Claudio Tamburrino

Google Street View val bene una multa

Nessuna violazione della privacy per le Wifi mappate senza consenso. Solo un po' di reticenza nel collaborare alle indagini. BigG se la cava alla grande, almeno negli USA

Roma - La Federal Communication Commission (FCC) ha messo la parola fine sul caso aperto nei confronti di Google per la presunta violazione della privacy dei cittadini nel processo di raccolta dati e mappatura strada da parte delle macchine del servizio Street View.

La Commissione federale si è limitata a proporre una multa per Google da 25mila dollari per aver ostacolato le indagini. Nessun'azione o condanna è stata invece emessa per quanto riguarda l'accusa di violazione della privacy, che dunque non è stata provata.
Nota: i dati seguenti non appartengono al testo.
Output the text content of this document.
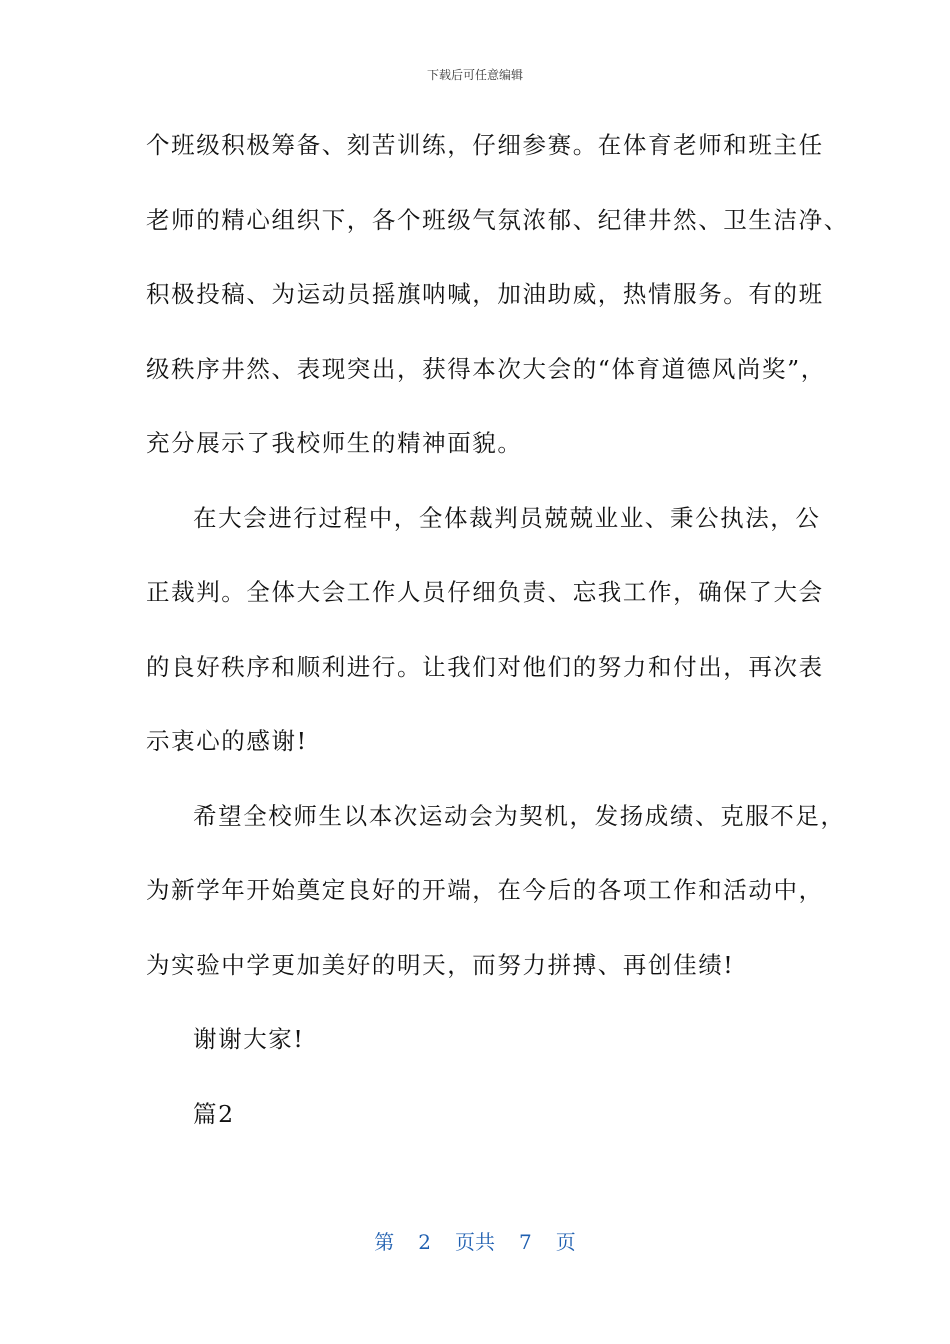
下载后可任意编辑
个班级积极筹备、刻苦训练，仔细参赛。在体育老师和班主任
老师的精心组织下，各个班级气氛浓郁、纪律井然、卫生洁净、
积极投稿、为运动员摇旗呐喊，加油助威，热情服务。有的班
级秩序井然、表现突出，获得本次大会的“体育道德风尚奖”，
充分展示了我校师生的精神面貌。
在大会进行过程中，全体裁判员兢兢业业、秉公执法，公
正裁判。全体大会工作人员仔细负责、忘我工作，确保了大会
的良好秩序和顺利进行。让我们对他们的努力和付出，再次表
示衷心的感谢!
希望全校师生以本次运动会为契机，发扬成绩、克服不足，
为新学年开始奠定良好的开端，在今后的各项工作和活动中，
为实验中学更加美好的明天，而努力拼搏、再创佳绩!
谢谢大家!
篇2
第 2 页共 7 页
L'inchiesta, relativa ai dati raccolti dalle macchine di Street View nel corso della mappatura delle strade e delle rete WiFi, era stata aperta negli Stati Uniti nel 2010 ed era stata in un primo momento interrotta in seguito alla promessa da parte di Google di difendere la privacy dei cittadini apportando modifiche alle proprie pratiche e salvaguardie nei loro confronti.
Nel frattempo le stesse questioni hanno portato ad altre cause in diversi altri Paesi, tra cui l'Italia, il Belgio, la Germania, la Francia, la Svizzera e l'India.

Secondo FCC Google ha ostacolato le indagini ignorando le richieste di informazioni dell'autorità, come per esempio quelle relative alle email scambiate sul caso e i nomi dei Googler coinvolti in esso, nascondendosi anche dietro il fatto che si trattava di informazioni troppo difficili da recuperare: un controsenso per il leader incontrastato nel settore dei motori di ricerca.

Google si è limitata a commentare la mancata condanna, affermando per il resto di aver sempre collaborato: "Abbiamo sempre lavorato in buona fede per rispondere ai dubbi di FCC durante il corso dell'inchiesta, così siamo soddisfatti che si sia conclusa con l'aver appurato che non abbiamo violato la legge".